The 2022 floods across eastern Australia made the climate emergency more visible than ever. Knowles and Sowerwine had friends living in disaster zones and had themselves gone through the panic of evacuation. One of the seeds of the project was a series of community art workshops the pair facilitated in Lismore with people who’d been affected by the floods. From here the project grew. They found subjects to interview, and the world of World began to find form. They made the minatures over many months, and built the world with photogrammatry, a technique that creates 3D models and environments by analysing multiple images and seeking common ‘tie-points’. While many artists seek perfect replication, the rendering of Knowles and Sowerwine’s world has gaps. For the artists, this reflects the imprecision and fallabililty of memory. “We loved the imperfections,” Knowles says, “It’s like [the scanner] can’t remember what it’s looked at … [our subjects] can’t remember their homes completely.”


Now I’ve come to the part where I try and write about the experience without spoilers. I step into a marked-out area, put on the VR goggles and find myself in a space that seems boundless. In this inky sea there are structures: rooms and objects. I can’t gauge distances - things feel at once far away and close to hand. I’m holding a remote control and taking instruction and my first tentative steps. I’ve read that some people feel dizzy using VR, but at most I feel a little de-stabilised, a little off-kilter. As I relax and move around more, this feeling goes away. I can teleport to places and different vantages. I can even pick things up. In this world, the rain never stops falling. Other people’s memories are made manifest. I walk around in them. From the balcony of Tom’s apartment I watch the rain sheet down while the flood-waters rise and white goods float by. At Marina’s house in Maribyrnong, green parrots fly above my head, past punk records and family portraits. Here the waters have subsided but left an indelible mark; in Antoinette’s warehouse the flood arrives almost gently, mirroring the surrounds, before rising, roaring, bringing whatever it can down. In the world I lose track of time, and I also lose myself. The storytelling is direct and personable, and the wonky approximations of rooms and objects (wardrobes, chairs, pianos) enhance the feeling of intimacy. Near the end I find myself facing a sea of displaced possessions. I stand by each to hear their stories. The voices here have some distance from catastrophe; the tone is one of acceptance and memorial. Goodbye to all that. When I take the goggles off, I feel emotional, disquieted, stunned and teary. Like I’ve been through something.

In a 2015 TED talk, VR filmmaker Chris Milk declared VR the ‘ultimate empathy machine’: “It connects humans to other humans in a profound way.” The World Came Flooding In is made from cardboard, hot glue, and memory. It shows how we construct our lives and identies through place and objects. We think of home as somewhere fixed and stable. Safe as houses, the saying goes, but what does this mean when we are displaced? In the aftermath of disaster where and how do we find ourselves? For the subjects in Knowles and Sowerwine’s work creative acts of remembrance are a step towards healing.
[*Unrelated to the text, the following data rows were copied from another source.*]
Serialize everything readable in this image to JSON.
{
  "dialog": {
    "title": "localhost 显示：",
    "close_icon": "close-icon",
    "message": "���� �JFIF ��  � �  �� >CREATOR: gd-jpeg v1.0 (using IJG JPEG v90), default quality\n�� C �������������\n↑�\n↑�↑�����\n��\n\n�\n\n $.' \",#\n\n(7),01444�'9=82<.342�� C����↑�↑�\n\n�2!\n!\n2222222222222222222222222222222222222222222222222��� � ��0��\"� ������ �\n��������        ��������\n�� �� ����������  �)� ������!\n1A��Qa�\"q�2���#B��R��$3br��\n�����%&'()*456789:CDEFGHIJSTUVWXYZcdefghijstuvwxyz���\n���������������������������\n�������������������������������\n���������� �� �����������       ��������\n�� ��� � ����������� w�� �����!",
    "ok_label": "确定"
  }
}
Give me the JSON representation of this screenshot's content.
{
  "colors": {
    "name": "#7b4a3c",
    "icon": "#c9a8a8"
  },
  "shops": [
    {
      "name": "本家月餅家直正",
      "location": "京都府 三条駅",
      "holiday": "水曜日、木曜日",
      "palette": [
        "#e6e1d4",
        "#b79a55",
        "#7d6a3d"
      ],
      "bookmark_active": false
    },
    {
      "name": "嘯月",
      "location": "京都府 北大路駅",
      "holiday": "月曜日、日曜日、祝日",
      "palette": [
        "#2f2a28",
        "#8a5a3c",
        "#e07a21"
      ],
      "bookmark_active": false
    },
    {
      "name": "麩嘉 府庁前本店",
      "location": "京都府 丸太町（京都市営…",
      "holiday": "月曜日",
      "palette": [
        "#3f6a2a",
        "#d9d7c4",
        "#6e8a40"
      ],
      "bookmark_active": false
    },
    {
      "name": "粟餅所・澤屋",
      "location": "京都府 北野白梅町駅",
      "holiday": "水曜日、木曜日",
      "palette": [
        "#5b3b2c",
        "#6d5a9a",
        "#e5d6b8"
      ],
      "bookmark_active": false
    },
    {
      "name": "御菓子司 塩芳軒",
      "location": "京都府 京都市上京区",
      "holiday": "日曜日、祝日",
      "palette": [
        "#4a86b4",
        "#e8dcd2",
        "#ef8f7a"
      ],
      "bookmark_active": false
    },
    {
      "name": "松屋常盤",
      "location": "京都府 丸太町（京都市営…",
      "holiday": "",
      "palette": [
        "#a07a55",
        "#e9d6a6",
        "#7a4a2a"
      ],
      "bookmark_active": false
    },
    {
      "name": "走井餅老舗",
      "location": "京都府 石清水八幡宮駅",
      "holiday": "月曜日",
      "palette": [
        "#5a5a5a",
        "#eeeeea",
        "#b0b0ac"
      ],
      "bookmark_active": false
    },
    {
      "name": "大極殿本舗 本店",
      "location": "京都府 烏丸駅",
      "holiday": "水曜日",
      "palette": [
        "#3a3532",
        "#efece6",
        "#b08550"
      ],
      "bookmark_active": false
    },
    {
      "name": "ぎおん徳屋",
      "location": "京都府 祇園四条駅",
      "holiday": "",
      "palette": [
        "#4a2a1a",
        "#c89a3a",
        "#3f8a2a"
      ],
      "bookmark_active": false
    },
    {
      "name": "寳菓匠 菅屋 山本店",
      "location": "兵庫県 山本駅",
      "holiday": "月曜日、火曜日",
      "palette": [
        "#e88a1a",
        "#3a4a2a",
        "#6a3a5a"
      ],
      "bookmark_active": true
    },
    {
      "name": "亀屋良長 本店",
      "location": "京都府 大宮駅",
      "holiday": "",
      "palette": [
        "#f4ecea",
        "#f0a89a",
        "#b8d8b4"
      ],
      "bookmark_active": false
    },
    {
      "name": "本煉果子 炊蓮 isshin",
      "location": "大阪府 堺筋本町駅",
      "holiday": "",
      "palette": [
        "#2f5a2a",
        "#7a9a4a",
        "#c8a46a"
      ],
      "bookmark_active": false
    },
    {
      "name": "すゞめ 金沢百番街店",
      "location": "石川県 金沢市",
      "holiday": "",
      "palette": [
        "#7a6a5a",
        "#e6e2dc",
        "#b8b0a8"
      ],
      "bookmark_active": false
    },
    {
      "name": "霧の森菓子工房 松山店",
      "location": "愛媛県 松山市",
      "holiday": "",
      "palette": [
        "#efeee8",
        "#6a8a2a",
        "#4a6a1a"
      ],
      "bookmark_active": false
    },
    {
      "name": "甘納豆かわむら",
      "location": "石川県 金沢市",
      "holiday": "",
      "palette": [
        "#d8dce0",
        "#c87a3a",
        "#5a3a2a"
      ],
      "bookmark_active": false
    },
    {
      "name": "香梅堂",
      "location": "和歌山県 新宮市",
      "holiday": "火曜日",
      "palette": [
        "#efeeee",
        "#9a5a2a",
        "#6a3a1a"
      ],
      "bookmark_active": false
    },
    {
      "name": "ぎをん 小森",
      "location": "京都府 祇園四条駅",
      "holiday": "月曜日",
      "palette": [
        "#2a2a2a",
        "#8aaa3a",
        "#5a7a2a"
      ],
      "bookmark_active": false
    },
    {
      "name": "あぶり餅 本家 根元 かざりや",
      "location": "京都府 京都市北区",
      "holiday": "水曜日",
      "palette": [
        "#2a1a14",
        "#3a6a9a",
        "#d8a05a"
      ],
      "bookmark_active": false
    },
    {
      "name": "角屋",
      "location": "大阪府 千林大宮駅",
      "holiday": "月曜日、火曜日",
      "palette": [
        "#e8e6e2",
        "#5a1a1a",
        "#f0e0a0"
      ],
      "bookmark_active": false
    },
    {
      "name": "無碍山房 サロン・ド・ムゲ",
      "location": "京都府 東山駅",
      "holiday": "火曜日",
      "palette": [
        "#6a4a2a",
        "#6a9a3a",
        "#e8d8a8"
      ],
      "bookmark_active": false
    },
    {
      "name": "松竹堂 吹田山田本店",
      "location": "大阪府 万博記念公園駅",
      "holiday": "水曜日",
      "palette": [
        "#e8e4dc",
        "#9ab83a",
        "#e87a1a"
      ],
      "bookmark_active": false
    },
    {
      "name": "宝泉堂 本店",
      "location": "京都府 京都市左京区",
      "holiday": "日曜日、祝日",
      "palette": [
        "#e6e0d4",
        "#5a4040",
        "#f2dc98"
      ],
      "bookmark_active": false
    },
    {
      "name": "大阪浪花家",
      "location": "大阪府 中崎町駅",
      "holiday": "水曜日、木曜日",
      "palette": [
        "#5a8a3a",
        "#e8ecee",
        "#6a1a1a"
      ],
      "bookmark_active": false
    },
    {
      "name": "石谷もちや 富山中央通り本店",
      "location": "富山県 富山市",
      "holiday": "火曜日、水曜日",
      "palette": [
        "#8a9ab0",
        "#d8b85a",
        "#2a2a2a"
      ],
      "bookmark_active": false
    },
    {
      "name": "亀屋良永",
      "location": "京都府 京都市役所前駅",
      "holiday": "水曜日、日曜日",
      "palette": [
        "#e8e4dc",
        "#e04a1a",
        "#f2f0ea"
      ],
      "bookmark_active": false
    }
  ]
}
“In Lismore, we had heard from people up the hill from where it happened,” Sowerwine says, “They didn’t really understand what the experience was like for people, how it is a traumatic thing to go through in your body.” As part of their testing and working through World they showed the prototype to people who’d lived through their experience  - “On their request!” Knowles assures me - “They were like wow, amazing. That’s exactly what it was like.” Sowerwine adds, “We very much designed this to be an experience for everyone - even my 80+ mother can do it. And in the writing, we’re talking about floods, but there’s a certain forward movement and positivity to it.”

It is only when I’m driving back home that I remember my own close call in country Victoria, the sharpie line a friend drew on her wall labelled ‘tidemark’ after the creek had breached its banks, and so rudely entered her house. Like drawing the kids’ heights on a door frame, or, no, not like that, more a kind of proof, a distinction that there was a time before and a time after, that time keeps moving and it’s better for us if we can bring ourselves to move with it.